I have a baby. I have joined the sleep deprived, milestone marking, spit-up covered, diaper changing, clothes changing (mine and baby's) club. I no longer own a piece of clothing or blanket or carpet that has not been christened with baby spit-up. I have also developed a tolerance for spit up that leaves me shrugging off a non-pre-determined amount of spit up and going to work sporting its sour aroma. Poop does not faze me.
My living room floor is covered in baby toys, quilt and play mat. There is now a highchair and car seat that decorate a corner of living room.My freezer (and my mother's and in-law's) is full of milk and now home made baby food
I Am Mom.
I am learning to let go and prioritize. It might be two weeks before I get to run the vacuum through, but we have clean clothes every week and clean dishes to eat off of each day. Also, there is usually food. The neighbors will just have to deal with our lawn being longer than theirs and a tardy leaf pick up.
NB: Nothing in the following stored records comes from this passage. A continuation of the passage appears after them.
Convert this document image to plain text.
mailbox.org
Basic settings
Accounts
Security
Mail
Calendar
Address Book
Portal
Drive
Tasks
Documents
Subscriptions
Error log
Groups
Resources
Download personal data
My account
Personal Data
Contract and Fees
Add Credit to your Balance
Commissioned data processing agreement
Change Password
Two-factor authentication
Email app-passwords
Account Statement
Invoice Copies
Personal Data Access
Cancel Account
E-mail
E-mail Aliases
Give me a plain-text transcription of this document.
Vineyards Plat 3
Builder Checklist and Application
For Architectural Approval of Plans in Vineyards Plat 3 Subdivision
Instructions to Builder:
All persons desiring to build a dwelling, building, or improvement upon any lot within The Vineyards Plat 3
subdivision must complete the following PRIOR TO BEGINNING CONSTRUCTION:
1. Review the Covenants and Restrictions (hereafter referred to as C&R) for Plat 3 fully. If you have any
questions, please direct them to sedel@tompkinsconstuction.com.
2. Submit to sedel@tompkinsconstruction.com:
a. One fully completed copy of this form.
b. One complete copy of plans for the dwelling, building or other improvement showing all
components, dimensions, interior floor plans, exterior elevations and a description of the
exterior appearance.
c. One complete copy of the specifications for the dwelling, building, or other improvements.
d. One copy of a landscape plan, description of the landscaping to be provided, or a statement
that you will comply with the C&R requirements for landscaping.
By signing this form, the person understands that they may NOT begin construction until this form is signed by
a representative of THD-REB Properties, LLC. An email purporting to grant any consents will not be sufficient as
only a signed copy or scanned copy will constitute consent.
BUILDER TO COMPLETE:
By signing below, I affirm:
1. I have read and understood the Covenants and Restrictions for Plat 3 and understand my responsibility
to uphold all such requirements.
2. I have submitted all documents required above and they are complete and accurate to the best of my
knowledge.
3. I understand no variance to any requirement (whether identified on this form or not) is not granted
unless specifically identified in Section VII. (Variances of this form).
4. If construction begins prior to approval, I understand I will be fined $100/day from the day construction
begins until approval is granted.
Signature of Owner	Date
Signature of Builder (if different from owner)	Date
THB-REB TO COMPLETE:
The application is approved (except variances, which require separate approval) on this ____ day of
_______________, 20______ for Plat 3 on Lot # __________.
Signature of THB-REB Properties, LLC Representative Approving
I am learning the value of teamwork and support. I would be lost if it
wasn't for the help I get from my friends and family. I have to fight
the urge to do it all. The fighting is getting tougher with Jackson
going through a mom phase. But then I feel my knees weaken; I feel as though I'm about to fall. Sometimes I have to relearn the value of breathing and knowing when to say "when".
I am learning. I am learning the need for patience beyond what I had
ever imagined. I am learning the value of sleep and how much that can
impact the amount of patience I have. I am also learning how well, or
not so well I can function with x number of hours of sleep. Also, family nap times are priceless.
I am also learning that I have no idea what I am doing.